Giorgio Barbieri: “La Cremo è ripartita subito. Buon segno. Botturi diesse entusiasta. Un saluto a Giacchetta”
"Oggi la firma del nuovo direttore sportivo, ieri l'annuncio delle date e della località del ritiro montano. La Cremonese stavolta non si è fermata molto a riflettere dopo la retrocessione. E' certamente un buon segno, ma è soprattutto la conferma che il cavaliere Giovanni Arvedi rimane al timone della nave dopo che nei mesi scorsi si era parlato di cordate straniere pronte a mettere le mani sulla società grigiorossa. La proprietà resta cremonese, uno dei pochi casi in Italia di un patron di casa.

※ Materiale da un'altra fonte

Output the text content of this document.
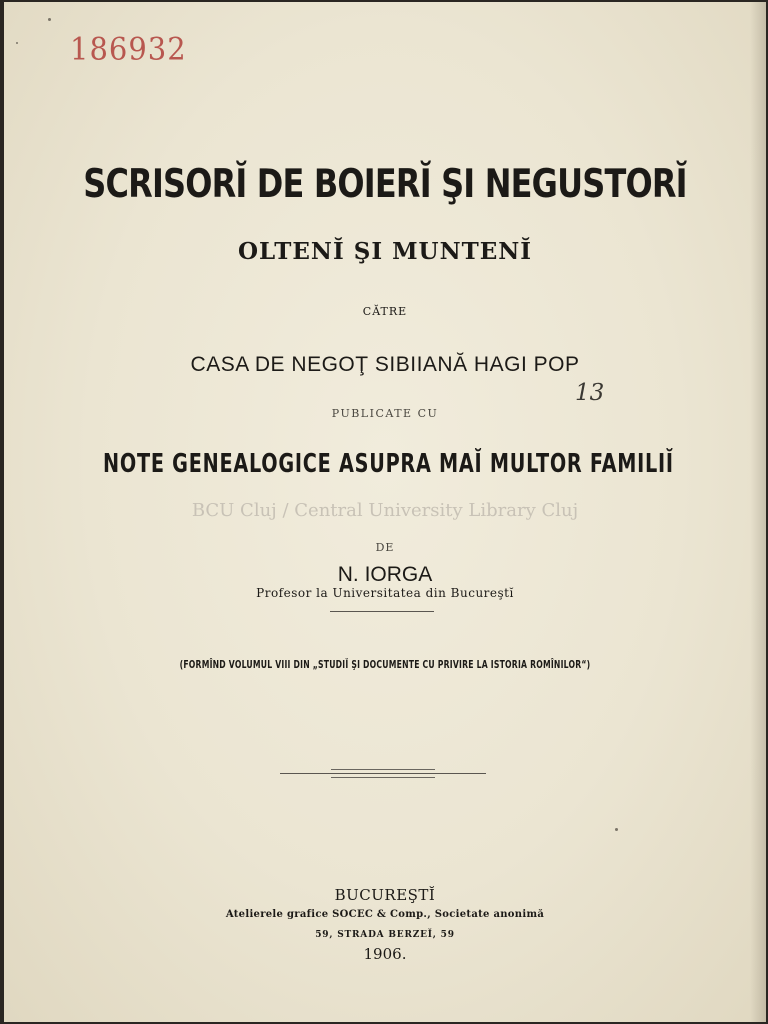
186932
SCRISORĬ DE BOIERĬ ŞI NEGUSTORĬ
OLTENĬ ŞI MUNTENĬ
CĂTRE
CASA DE NEGOŢ SIBIIANĂ HAGI POP
13
PUBLICATE CU
NOTE GENEALOGICE ASUPRA MAĬ MULTOR FAMILIĬ
BCU Cluj / Central University Library Cluj
DE
N. IORGA
Profesor la Universitatea din Bucureştĭ
(FORMÎND VOLUMUL VIII DIN „STUDIĬ ŞI DOCUMENTE CU PRIVIRE LA ISTORIA ROMÎNILOR“)
BUCUREŞTĬ
Atelierele grafice SOCEC & Comp., Societate anonimă
59, STRADA BERZEĬ, 59
1906.
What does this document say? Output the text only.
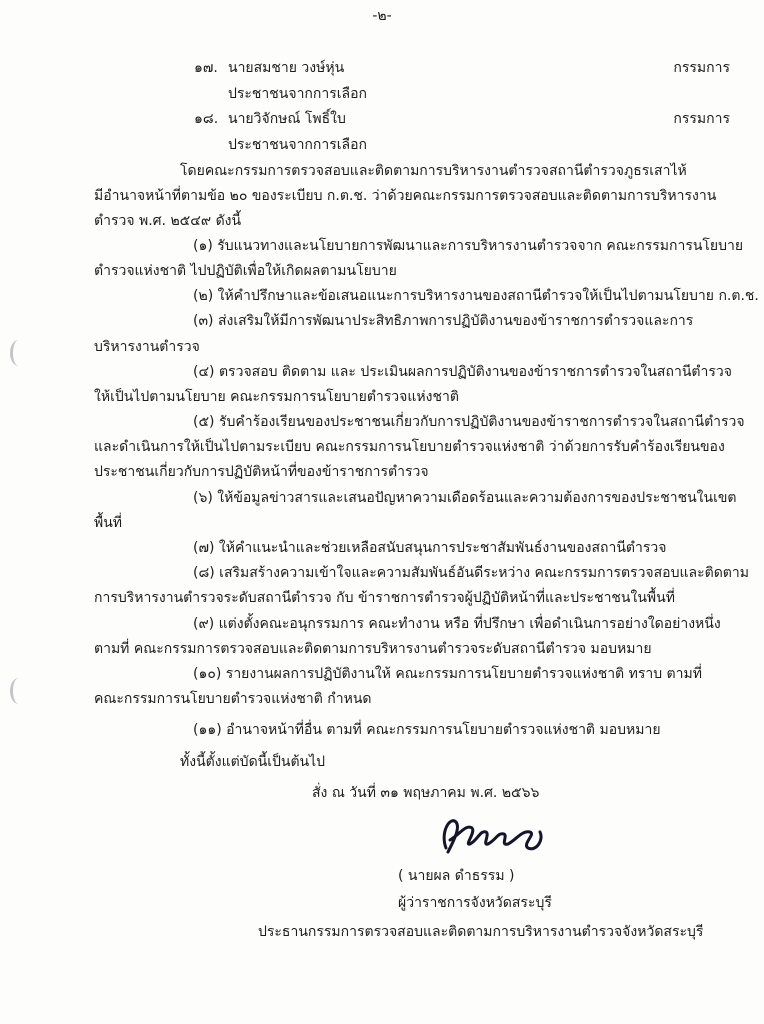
-๒-
๑๗. นายสมชาย วงษ์หุ่น	กรรมการ
ประชาชนจากการเลือก
๑๘. นายวิจักษณ์ โพธิ์ใบ	กรรมการ
ประชาชนจากการเลือก
โดยคณะกรรมการตรวจสอบและติดตามการบริหารงานตำรวจสถานีตำรวจภูธรเสาไห้
มีอำนาจหน้าที่ตามข้อ ๒๐ ของระเบียบ ก.ต.ช. ว่าด้วยคณะกรรมการตรวจสอบและติดตามการบริหารงาน
ตำรวจ พ.ศ. ๒๕๔๙ ดังนี้
(๑) รับแนวทางและนโยบายการพัฒนาและการบริหารงานตำรวจจาก คณะกรรมการนโยบาย
ตำรวจแห่งชาติ ไปปฏิบัติเพื่อให้เกิดผลตามนโยบาย
(๒) ให้คำปรึกษาและข้อเสนอแนะการบริหารงานของสถานีตำรวจให้เป็นไปตามนโยบาย ก.ต.ช.
(๓) ส่งเสริมให้มีการพัฒนาประสิทธิภาพการปฏิบัติงานของข้าราชการตำรวจและการ
บริหารงานตำรวจ
(๔) ตรวจสอบ ติดตาม และ ประเมินผลการปฏิบัติงานของข้าราชการตำรวจในสถานีตำรวจ
ให้เป็นไปตามนโยบาย คณะกรรมการนโยบายตำรวจแห่งชาติ
(๕) รับคำร้องเรียนของประชาชนเกี่ยวกับการปฏิบัติงานของข้าราชการตำรวจในสถานีตำรวจ
และดำเนินการให้เป็นไปตามระเบียบ คณะกรรมการนโยบายตำรวจแห่งชาติ ว่าด้วยการรับคำร้องเรียนของ
ประชาชนเกี่ยวกับการปฏิบัติหน้าที่ของข้าราชการตำรวจ
(๖) ให้ข้อมูลข่าวสารและเสนอปัญหาความเดือดร้อนและความต้องการของประชาชนในเขต
พื้นที่
(๗) ให้คำแนะนำและช่วยเหลือสนับสนุนการประชาสัมพันธ์งานของสถานีตำรวจ
(๘) เสริมสร้างความเข้าใจและความสัมพันธ์อันดีระหว่าง คณะกรรมการตรวจสอบและติดตาม
การบริหารงานตำรวจระดับสถานีตำรวจ กับ ข้าราชการตำรวจผู้ปฏิบัติหน้าที่และประชาชนในพื้นที่
(๙) แต่งตั้งคณะอนุกรรมการ คณะทำงาน หรือ ที่ปรึกษา เพื่อดำเนินการอย่างใดอย่างหนึ่ง
ตามที่ คณะกรรมการตรวจสอบและติดตามการบริหารงานตำรวจระดับสถานีตำรวจ มอบหมาย
(๑๐) รายงานผลการปฏิบัติงานให้ คณะกรรมการนโยบายตำรวจแห่งชาติ ทราบ ตามที่
คณะกรรมการนโยบายตำรวจแห่งชาติ กำหนด
(๑๑) อำนาจหน้าที่อื่น ตามที่ คณะกรรมการนโยบายตำรวจแห่งชาติ มอบหมาย
ทั้งนี้ตั้งแต่บัดนี้เป็นต้นไป
สั่ง ณ วันที่ ๓๑ พฤษภาคม พ.ศ. ๒๕๖๖
( นายผล ดำธรรม )
ผู้ว่าราชการจังหวัดสระบุรี
ประธานกรรมการตรวจสอบและติดตามการบริหารงานตำรวจจังหวัดสระบุรี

Il nuovo direttore sportivo è il bresciano Christian Botturi, classe 1980, giovane ma con una lunga gavetta alle spalle. E' stato l'artefice della promozione del Mantova in serie B, ha lavorato anche in grossi club. Non lo conosco e quindi non posso dare dei giudizi, che arriveranno quando avrà cominciato ad operare. Mi sono però informato e tutti quelli che lo hanno conosciuto mi hanno parlato di un ragazzo entusiasta, capace di lavorare sui giovani, non legato ad alcun procuratore in particolare, sempre presente nello spogliatoio. Mi sembra una scelta fatta per riprogrammare un cammino diverso da quello delle ultime stagioni. Forse un po' più al ribasso nelle ambizioni ma non per questo meno impegnativo. Permettetemi di salutare Simone Giacchetta, che avrà commesso certamente parecchi errori, ma che sul curriculum suo e della Cremonese ha scritto due promozioni e mezza. Ma anche due retrocessioni. Sulla prima ha certamente sbagliato molto, sulla seconda ha solo fatto quello che l'allenatore gli aveva chiesto.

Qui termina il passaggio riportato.